Pazienza se veniamo tacciati di essere “ingenui” ad accostare due questioni come la vicenda EG-Consorzio e IP-SOCAR – e abbiamo pure ben precisato che si tratta di “concomitanza di due eventi di scala e natura diversa, ma ambedue destabilizzanti del sistema delle relazioni nella filiera” -: sta di fatto che in poco più di un mese sulla rete c’è stato un giro di passaggi di mano per 3 miliardi di euro, ossia grosso modo il 30 % del valore di cessione dell’intera rete nazionale, e poco importa se si tratta di operazioni più o meno “strutturate”.

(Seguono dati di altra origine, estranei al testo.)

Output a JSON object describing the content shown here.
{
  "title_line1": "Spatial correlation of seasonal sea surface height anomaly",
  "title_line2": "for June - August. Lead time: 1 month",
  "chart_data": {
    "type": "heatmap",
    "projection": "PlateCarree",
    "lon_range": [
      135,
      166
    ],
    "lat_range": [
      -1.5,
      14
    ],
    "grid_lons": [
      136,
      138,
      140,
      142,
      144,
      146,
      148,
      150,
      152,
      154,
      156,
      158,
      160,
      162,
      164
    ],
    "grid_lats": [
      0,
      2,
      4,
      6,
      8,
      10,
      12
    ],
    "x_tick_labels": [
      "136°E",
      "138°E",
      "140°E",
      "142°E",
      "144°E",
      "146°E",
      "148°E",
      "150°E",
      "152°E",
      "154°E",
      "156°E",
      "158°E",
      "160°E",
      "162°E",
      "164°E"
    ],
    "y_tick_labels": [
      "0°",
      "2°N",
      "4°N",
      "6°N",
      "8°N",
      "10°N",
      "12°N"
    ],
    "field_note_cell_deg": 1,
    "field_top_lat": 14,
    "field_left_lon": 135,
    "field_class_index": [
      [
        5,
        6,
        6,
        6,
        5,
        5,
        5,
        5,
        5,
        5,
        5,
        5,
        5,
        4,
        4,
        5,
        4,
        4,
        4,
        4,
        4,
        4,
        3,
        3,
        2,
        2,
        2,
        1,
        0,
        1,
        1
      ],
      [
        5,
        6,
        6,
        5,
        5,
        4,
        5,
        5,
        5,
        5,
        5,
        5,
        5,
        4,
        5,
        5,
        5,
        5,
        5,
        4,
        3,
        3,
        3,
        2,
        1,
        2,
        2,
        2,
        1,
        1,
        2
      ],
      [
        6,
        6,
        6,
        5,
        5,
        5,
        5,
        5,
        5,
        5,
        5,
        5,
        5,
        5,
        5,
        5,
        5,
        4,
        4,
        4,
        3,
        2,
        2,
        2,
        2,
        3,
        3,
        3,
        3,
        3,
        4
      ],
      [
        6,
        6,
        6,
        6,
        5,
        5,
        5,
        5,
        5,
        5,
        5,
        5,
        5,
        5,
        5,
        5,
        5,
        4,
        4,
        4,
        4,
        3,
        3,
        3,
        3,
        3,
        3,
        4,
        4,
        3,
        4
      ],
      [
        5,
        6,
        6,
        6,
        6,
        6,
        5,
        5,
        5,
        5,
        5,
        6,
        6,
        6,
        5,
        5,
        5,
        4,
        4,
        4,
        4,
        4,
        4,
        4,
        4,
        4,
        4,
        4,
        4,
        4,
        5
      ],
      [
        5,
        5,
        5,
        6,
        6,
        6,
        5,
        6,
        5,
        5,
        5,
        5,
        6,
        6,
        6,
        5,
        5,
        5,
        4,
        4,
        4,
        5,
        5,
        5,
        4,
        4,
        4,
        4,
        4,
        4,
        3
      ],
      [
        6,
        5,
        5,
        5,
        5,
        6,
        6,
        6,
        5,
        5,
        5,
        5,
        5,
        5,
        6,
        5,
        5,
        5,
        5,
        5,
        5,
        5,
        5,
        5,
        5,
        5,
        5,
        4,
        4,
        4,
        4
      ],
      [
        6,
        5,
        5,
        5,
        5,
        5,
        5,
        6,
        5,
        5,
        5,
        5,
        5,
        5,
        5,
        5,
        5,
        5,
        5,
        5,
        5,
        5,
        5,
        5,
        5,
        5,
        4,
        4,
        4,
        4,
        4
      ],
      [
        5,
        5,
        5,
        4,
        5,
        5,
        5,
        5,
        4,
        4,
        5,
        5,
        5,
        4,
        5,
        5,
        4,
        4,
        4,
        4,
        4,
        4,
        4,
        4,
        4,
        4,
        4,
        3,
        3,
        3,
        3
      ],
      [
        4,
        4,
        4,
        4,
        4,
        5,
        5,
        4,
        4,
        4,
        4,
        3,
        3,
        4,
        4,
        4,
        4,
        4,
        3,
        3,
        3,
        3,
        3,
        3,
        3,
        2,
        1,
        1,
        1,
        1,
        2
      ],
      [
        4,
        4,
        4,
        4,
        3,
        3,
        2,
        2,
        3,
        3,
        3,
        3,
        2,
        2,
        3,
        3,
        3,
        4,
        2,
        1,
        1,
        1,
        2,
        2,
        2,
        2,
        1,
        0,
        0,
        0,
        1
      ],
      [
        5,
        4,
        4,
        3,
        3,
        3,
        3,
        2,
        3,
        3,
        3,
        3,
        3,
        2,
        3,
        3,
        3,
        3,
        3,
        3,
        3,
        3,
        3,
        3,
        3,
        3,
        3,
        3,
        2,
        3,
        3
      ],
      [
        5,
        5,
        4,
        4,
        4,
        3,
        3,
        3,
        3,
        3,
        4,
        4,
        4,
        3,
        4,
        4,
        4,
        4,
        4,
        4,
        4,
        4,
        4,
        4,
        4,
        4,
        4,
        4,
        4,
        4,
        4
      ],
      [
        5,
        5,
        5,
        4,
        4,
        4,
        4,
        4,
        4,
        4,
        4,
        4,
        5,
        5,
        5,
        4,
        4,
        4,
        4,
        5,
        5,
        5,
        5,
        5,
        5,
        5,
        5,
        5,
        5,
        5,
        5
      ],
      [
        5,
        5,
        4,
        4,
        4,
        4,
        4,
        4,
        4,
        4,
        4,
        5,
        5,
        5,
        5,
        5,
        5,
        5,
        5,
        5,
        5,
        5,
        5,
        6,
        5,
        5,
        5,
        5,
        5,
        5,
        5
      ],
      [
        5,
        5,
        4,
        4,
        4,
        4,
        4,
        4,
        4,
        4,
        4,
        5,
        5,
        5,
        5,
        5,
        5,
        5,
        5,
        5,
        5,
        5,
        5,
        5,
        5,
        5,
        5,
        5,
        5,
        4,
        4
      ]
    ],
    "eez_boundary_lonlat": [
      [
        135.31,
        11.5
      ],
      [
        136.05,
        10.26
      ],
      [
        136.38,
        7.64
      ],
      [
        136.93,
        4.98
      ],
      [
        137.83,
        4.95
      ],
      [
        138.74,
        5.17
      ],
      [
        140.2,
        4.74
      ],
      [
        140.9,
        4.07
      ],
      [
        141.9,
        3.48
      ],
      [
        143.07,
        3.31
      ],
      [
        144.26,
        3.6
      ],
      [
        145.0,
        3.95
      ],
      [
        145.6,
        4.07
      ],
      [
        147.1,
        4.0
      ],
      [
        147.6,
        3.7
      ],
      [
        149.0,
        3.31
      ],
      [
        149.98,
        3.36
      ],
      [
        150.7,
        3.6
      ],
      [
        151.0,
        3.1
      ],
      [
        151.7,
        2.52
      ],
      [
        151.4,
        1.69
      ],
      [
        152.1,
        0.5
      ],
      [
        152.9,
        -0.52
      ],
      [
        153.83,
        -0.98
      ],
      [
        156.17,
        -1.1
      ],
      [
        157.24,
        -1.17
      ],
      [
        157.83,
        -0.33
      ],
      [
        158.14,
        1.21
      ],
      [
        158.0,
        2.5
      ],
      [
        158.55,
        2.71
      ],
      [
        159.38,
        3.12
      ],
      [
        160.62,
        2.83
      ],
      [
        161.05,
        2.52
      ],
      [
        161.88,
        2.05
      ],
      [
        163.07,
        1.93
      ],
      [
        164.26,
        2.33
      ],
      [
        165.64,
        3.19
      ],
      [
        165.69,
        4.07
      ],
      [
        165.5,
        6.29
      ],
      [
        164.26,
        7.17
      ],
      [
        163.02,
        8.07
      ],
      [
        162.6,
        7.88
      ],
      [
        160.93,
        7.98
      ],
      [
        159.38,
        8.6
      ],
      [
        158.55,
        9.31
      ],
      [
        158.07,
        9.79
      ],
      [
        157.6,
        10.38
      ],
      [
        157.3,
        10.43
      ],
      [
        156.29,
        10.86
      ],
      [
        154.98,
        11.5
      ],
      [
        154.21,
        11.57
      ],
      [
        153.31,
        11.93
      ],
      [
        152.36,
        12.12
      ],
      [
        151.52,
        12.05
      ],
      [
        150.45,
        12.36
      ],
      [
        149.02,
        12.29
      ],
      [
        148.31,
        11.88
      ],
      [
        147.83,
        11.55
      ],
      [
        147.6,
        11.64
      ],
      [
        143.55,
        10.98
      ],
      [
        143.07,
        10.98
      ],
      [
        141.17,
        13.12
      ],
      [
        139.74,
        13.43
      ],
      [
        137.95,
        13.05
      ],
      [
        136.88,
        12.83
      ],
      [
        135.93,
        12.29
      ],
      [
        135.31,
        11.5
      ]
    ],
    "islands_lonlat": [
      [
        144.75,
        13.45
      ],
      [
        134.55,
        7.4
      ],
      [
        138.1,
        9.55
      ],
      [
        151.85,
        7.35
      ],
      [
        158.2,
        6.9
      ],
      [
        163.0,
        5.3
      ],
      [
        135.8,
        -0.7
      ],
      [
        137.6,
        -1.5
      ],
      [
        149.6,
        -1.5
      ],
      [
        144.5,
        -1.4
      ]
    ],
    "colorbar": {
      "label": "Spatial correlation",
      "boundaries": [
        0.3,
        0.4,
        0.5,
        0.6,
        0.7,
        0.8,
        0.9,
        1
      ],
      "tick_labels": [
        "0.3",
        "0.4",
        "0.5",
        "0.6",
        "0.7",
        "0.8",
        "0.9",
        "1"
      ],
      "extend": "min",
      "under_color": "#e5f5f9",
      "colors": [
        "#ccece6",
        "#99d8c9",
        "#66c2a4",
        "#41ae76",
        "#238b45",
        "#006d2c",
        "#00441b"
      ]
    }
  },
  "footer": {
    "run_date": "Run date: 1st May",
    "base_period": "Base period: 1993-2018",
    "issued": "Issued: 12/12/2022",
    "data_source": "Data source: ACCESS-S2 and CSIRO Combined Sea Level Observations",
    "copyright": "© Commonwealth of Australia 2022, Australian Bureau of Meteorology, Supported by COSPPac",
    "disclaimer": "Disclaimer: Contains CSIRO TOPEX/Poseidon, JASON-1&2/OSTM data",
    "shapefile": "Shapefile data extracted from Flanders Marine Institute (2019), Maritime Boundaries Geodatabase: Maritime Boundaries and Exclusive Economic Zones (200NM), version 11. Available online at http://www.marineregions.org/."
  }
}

E si può anche dire che vi è pure un nesso, sia pure come effetto di ricaduta collaterale, tra i due deal: le carte aziendali di EG, che erano di IP, che, sbaraccando la rete, le ha cedute a Q8.

Ma partiamo da uno sguardo sugli assetti di marchio generali della rete.

Stando all’anagrafica degli impianti (quasi 24.200 in tutti, secondo il Dossier Prezzi giornaliero di STAFFETTA), oltre 15.800 sono correlati ai marchi petroliferi principali (ENI, IP, Q8, Tamoil e la galassia Esso, su cui si torna più avanti), ossia il 65,36 %, oltre 3.700 sono i no-logo (15,44 %); degli altri pv con marchio oltre 4.600 (19,20 %), essi sono divisi tra retisti, microretisti e monopunto: 1.692 di 12 operatori (in media 141 pv per marchio, tra cui la travagliata e – dalle informazioni che se ne hanno – “ristrutturanda” Europam, ma anche Retitalia, Energas, Keropetrol, Giap, Beyfin, Costantin, San Marco, Toil, Vega, Itala Petroli) stanno nella classe superiore a 100 impianti, 2.860 di 204 operatori (in media 14 punti vendita per marchio) nella classe da 2 a 100 impianti e, infine, vi sono 93 monopunto. Ci siamo riferiti fin qui agli impianti marchiati o non marchiati, non agli assetti di controllo e/o proprietà.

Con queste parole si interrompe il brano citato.